The resistance index is measured to determine if it is abnormally high. In this example the low diastolic flow results in an abnormal Resistance Index.

Type II. Mild Notching of the Uterine Artery
This is a more serious form than Type I because there is a "notch" at the beginning of diastole. The notch is the result of an increase in resistance to blood flowing into the placenta. The reason for this is because the blood vessels in the placenta are not enlarging or dilating as they should. When this occurs, notching is present in the Doppler waveform. However, as in this example, blood flow at the end of diastole appears to be normal, thus giving a normal Resistance Index. The presence of a notch, even with a normal Resistance Index, places the patient at high-risk for adverse fetal outcome.

This illustrates NOTCHING with a normal Resistance Index. The presence of a notch places the patient at high-risk for adverse pregnancy outcome.

Type III. Severe Notching with an Abnormal Resistance Index
When the Resistance Index is abnormal (low-diastolic flow) and a notch is present, this places the patient at the highest risk for adverse pregnancy outcome.
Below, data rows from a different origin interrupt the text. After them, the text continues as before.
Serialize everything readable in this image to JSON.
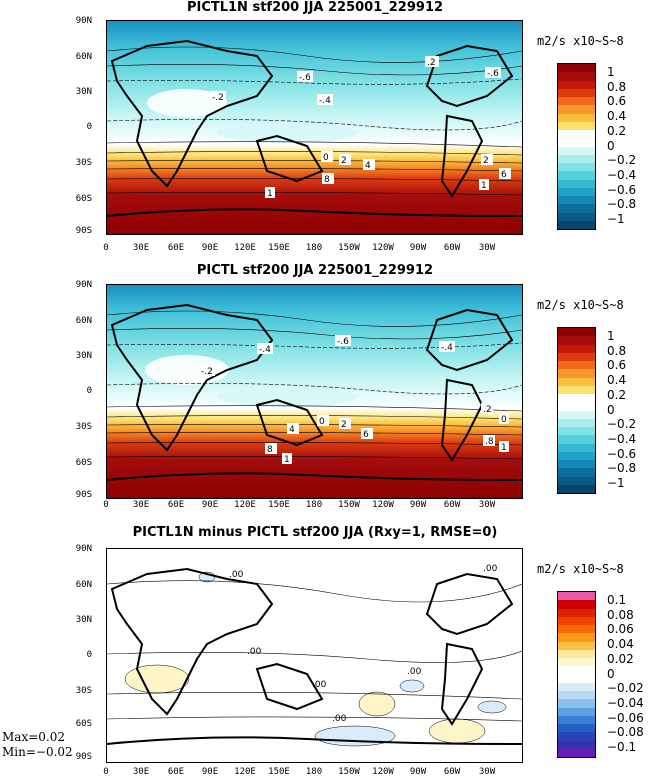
{
  "panels": [
    {
      "title": "PICTL1N stf200 JJA 225001_229912",
      "units": "m2/s x10~S~8",
      "colorbar_labels": [
        "1",
        "0.8",
        "0.6",
        "0.4",
        "0.2",
        "0",
        "−0.2",
        "−0.4",
        "−0.6",
        "−0.8",
        "−1"
      ],
      "colorbar_colors": [
        "#8b0000",
        "#a50d0d",
        "#c41a0a",
        "#dd3c10",
        "#f06a1a",
        "#f79a2b",
        "#fbbe3c",
        "#fde06a",
        "#ffffff",
        "#ffffff",
        "#d4f7f7",
        "#aaeeee",
        "#7fe2e6",
        "#55cfdb",
        "#35b9d2",
        "#1fa3c6",
        "#1489b5",
        "#0b6f9c",
        "#0a5a84",
        "#08456e"
      ],
      "contour_labels": [
        "-.6",
        "-.6",
        "-.2",
        "-.4",
        "0",
        "2",
        "4",
        "2",
        "6",
        "8",
        "1",
        "1",
        ".2"
      ]
    },
    {
      "title": "PICTL stf200 JJA 225001_229912",
      "units": "m2/s x10~S~8",
      "colorbar_labels": [
        "1",
        "0.8",
        "0.6",
        "0.4",
        "0.2",
        "0",
        "−0.2",
        "−0.4",
        "−0.6",
        "−0.8",
        "−1"
      ],
      "contour_labels": [
        "-.6",
        "-.4",
        "-.4",
        "-.2",
        "0",
        "2",
        "4",
        "6",
        "8",
        "1",
        "1",
        ".8",
        ".2",
        "0"
      ]
    },
    {
      "title": "PICTL1N minus PICTL stf200 JJA (Rxy=1, RMSE=0)",
      "units": "m2/s x10~S~8",
      "colorbar_labels": [
        "0.1",
        "0.08",
        "0.06",
        "0.04",
        "0.02",
        "0",
        "−0.02",
        "−0.04",
        "−0.06",
        "−0.08",
        "−0.1"
      ],
      "colorbar_colors": [
        "#e85aa8",
        "#cc0000",
        "#dd2200",
        "#ee4400",
        "#f56a00",
        "#fb9a1a",
        "#fdc040",
        "#fde79a",
        "#fff8c8",
        "#ffffff",
        "#ffffff",
        "#d8ecfb",
        "#b8daf5",
        "#8cc0ec",
        "#5d9fe0",
        "#3a7fd4",
        "#2260c6",
        "#2a44b8",
        "#3c2fae",
        "#6a1cb8"
      ],
      "contour_labels": [
        ".00",
        ".00",
        ".00",
        ".00",
        ".00",
        ".00"
      ],
      "max_label": "Max=0.02",
      "min_label": "Min=−0.02"
    }
  ],
  "lat_ticks": [
    "90N",
    "60N",
    "30N",
    "0",
    "30S",
    "60S",
    "90S"
  ],
  "lon_ticks": [
    "0",
    "30E",
    "60E",
    "90E",
    "120E",
    "150E",
    "180",
    "150W",
    "120W",
    "90W",
    "60W",
    "30W"
  ]
}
This illustrates NOTCHING with an abnormal Resistance Index. The combination of these two findings places the patient at increased risk for adverse pregnancy outcome.

Benefits of Uterine Artery Surveillance

Recent studies have found that surveillance of high-risk fetuses with abnormal uterine blood flow may decrease morbidity and mortality. The majority of the earlier studies examined the uterine arteries during the second trimester of pregnancy (20-24 weeks) (Medical Literature). However, recent studies have suggested that identification of abnormal Doppler waveforms during the first-trimester and subsequent treatment with low-dose aspirin may be more beneficial than waiting until the second-trimeter to evaluate these vessels . The main problems with abnormal uterine artery blood flow that persists throughout the pregnancy is that there is an increased risk for pre-eclampsia (high blood pressure, protein in the urine) during the late second and third trimesters of pregnancy. When this occurs, the only treatment is delivery. In addition, fetuses of mothers who have an abnormal uterine artery Doppler waveform have an increased risk for abnormal fetal growth resulting in an undergrown, or small fetus with all of its consequences. For this reason, Dr. DeVore recommends initiation of low-dose aspirin therapy (81 mg/day) when unilateral or bilateral notching is identified during the first-trimester of pregnancy. He then re-evaluates these vessels during the second-trimester. If the notching persists, the aspirin is continued until 32 weeks of gestation.